Nottingham maternity review: Donna Ockenden confirmed as head

By Greig Watson & PA news agency
BBC News

  • Published
Donna OckendenImage source, Ockenden Review
Image caption,
Donna Ockenden chaired an inquiry into maternity services in Shropshire

Donna Ockenden, who led an inquiry into maternity failings in Shropshire, is to chair a review of services in Nottingham.

The review was launched following dozens of baby deaths and injuries but has faced sustained criticism from families and campaigners.

They said its remit was too narrow and it was not independent enough.

Now NHS England has confirmed Ms Ockenden will lead a new team with new terms of reference.

Image source, LDRS
Image caption,
Nottingham University Hospitals (NUH) NHS Trust runs both the Queen's Medical Centre and City Hospital

Maternity services at Nottingham University Hospitals Trust have been rated as inadequate since 2020.

The thematic review into the baby deaths and injuries had been condemned by some families as "moving with the viscosity of treacle".

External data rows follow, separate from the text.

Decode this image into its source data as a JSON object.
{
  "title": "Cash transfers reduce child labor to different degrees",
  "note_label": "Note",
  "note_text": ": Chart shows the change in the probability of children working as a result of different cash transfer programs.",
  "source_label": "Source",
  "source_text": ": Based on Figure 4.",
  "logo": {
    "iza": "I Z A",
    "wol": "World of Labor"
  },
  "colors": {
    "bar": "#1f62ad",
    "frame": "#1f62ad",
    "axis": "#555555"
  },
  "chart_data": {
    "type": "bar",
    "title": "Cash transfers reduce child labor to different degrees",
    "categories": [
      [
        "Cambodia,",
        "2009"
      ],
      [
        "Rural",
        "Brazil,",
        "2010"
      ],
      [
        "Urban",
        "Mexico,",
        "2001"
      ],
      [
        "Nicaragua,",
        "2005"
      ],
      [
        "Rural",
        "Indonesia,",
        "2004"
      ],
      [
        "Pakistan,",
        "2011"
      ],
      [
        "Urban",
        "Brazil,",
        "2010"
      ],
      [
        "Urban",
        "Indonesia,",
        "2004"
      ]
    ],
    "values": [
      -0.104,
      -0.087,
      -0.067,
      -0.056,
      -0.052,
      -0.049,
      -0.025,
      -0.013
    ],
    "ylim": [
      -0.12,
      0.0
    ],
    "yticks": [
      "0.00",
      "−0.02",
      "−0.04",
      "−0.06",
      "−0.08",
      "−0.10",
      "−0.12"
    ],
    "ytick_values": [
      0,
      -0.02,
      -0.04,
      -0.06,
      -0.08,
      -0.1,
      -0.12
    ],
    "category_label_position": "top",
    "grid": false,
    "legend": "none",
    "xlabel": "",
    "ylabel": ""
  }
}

Many also felt the locally-based inquiry team had neither the experience nor independence to deal with such a large-scale issue and had taken their concerns to Health Secretary Sajid Javid.

Now NHS England has written to the families to confirm a major shift in approach.

'Urgent improvements needed'

In the letter Sir David Sloman, chief operating officer for NHS England and NHS Improvement, said he had "taken on board various views that you have shared with us".

He said the current review was not fit for purpose and the team involved would conclude their work by 10 June and produce an interim report.

"I can confirm that Donna Ockenden has agreed to chair the new review and we will work with her to develop a new terms of reference that reflects the need to both drive urgent improvements to local maternity care and the need to deliver actionable recommendations that can be implemented as quickly as possible," he said.

A timescale would be confirmed as soon as possible, the letter continued.

In March, a report into Shrewsbury and Telford NHS Trust, chaired by senior midwife Ms Ockenden, said more than 200 babies may have died through failures in care over 20 years.

She tweeted she was "delighted" to take on the new role and "listening to and engaging effectively with families" would be her priority.

Analysis

By Michael Buchanan, BBC social affairs correspondent

This announcement is a total vindication of the families' campaign to turn what had become a shambolic inquiry into a robust review.

But the efforts they've had to go through should be a source of shame for the leadership of the NHS.

Some of them felt compelled to publish personal details of their babies deaths on social media in a desperate bid to be heard by NHS England and the Department of Health.

There is now a better chance than ever for the failings in Nottingham's maternity services to be uncovered and for ongoing and future care to be as good as every one of these parents wish it had always been.

A statement on behalf of the families affected by alleged failings at maternity units in Nottingham expressed "immense sense of relief" at her involvement.

"Donna Ockenden's appointment is a significant step towards restoring confidence in Nottingham maternity services," it said.

"We are confident that she will conduct a robust review to ensure the scale of failings at NUH are recognised and essential improvements are made."

Earlier this month, the review team said it had been contacted by 590 families.